The highest-quality generally-accessible journalism is virtually uniformly some form of national or public media, usually broadcast: BBC, DW, CBC, ABC (Australia), Al Jazeera, PBS, NPR. These treat journalism as the public good it is.

For Internet media, I'm increasingly of the view that news costs should be bundled into primary connectivity whether wired or wireless.

The total budget for journalism in the US amounts to less than $200/person. The cost of managing subscription-management systems often greatly exceeds this. (There's no such thing as a free lunch-monetisation system.)

At the 2005 advertising peak, ads income (a cost born by the public through product purchases) was $50 billion. Subscription expense in 2020 was another $11 billion. Pro-rated per person among the 330 million population of the US:

- Advertising: $50 billion -- $150/person ($12.60/person-month)

- Subscription: $11 billion -- $33/person ($2.75/person-month)

- Combined: $61 billion -- $183/person ($15.40/person-month)

https://www.pewresearch.org/journalism/fact-sheet/newspapers...

An advertising-free subscription assuming 2.5 persons per household on average would run less than $40/mo. With advertising, the cost would be less than $8/mo. This would fund journalism at the levels of 2005, whilst making the work product available to every household in the US.
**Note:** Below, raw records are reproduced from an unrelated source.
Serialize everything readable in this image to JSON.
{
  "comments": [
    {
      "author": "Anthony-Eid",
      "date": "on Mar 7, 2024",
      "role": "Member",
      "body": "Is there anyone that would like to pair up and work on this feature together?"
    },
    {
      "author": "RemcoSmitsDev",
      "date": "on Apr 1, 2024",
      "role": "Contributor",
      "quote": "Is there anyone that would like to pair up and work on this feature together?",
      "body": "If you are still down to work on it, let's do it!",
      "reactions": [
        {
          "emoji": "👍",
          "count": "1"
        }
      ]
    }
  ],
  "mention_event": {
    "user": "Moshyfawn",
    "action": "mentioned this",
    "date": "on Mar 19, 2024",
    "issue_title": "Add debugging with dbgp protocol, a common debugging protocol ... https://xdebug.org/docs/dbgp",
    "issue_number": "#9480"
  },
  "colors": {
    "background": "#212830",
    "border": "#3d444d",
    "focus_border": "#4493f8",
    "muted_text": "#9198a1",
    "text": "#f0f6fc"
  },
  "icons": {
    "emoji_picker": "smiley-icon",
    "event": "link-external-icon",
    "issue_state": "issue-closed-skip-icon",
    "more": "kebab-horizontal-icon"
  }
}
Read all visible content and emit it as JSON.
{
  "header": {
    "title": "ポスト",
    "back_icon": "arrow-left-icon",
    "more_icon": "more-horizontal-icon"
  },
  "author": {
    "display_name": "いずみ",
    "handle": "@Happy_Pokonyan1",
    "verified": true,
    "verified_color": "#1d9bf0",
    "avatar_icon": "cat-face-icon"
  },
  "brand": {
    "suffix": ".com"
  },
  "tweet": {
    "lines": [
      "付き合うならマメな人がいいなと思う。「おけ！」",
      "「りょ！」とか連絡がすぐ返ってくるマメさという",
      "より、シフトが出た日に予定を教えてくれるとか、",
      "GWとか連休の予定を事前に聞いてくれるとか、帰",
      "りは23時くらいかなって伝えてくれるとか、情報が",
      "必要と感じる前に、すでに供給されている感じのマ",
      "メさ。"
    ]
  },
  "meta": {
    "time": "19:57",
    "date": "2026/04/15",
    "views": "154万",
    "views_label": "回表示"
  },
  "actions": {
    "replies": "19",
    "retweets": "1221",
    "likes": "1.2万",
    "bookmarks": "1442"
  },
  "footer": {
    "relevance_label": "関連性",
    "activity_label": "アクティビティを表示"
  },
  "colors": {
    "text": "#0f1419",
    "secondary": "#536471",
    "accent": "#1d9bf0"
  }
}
My suggestion would be to further index ISP fees to the typical household wealth of an area. Richer locations would pay more, poorer locations would have their news source somewhat subsidised. Businesses could be similarly assessed.

It turns out that either paying directly for news, or indirectly through advertising, creates tremendous distortions.

That's a problem for an aggregator site like HN. Dozens of paywalled sites are likely to show up here. Even if the average reader wanted to subscribe to them, he or she might not have the money and time to do so.

Is funding based on annoying prospective readers really better?

  • You are only annoyed because you haven't paid. Therefore your annoyance is irrelevant to them.

    I must say I have more sympathy for the people creating and selling the content than those trying to get it for free.

    • For me it's not paying that's the issue, but rather having to sign up to an individual service and pay a monthly fee for every piece you read on every different website.

      There really needs to be a Spotify for journalism and similar content. I know there are some attempts (apple news for example) but they haven't cracked it yet.

      The average person skips paywalls for the same reason the average person used to pirate movies. It isn't about cost, but about the most convenient means of access

      1 reply →

Counterpoint accepted. But what they mostly do is some clickbait title and/or teasertext and when you visit that link and start reading ... please pay.

That is waisting time, because there is no obvious hint to the pay wall given upfront.

I would support, but not if they play tricks on me, or, if they're out of the legislation area I live in.

And then, wanting 2.5$ for one article is just transferring the real world to the online. But online is not working on the same principles like the real world.. my thoughts.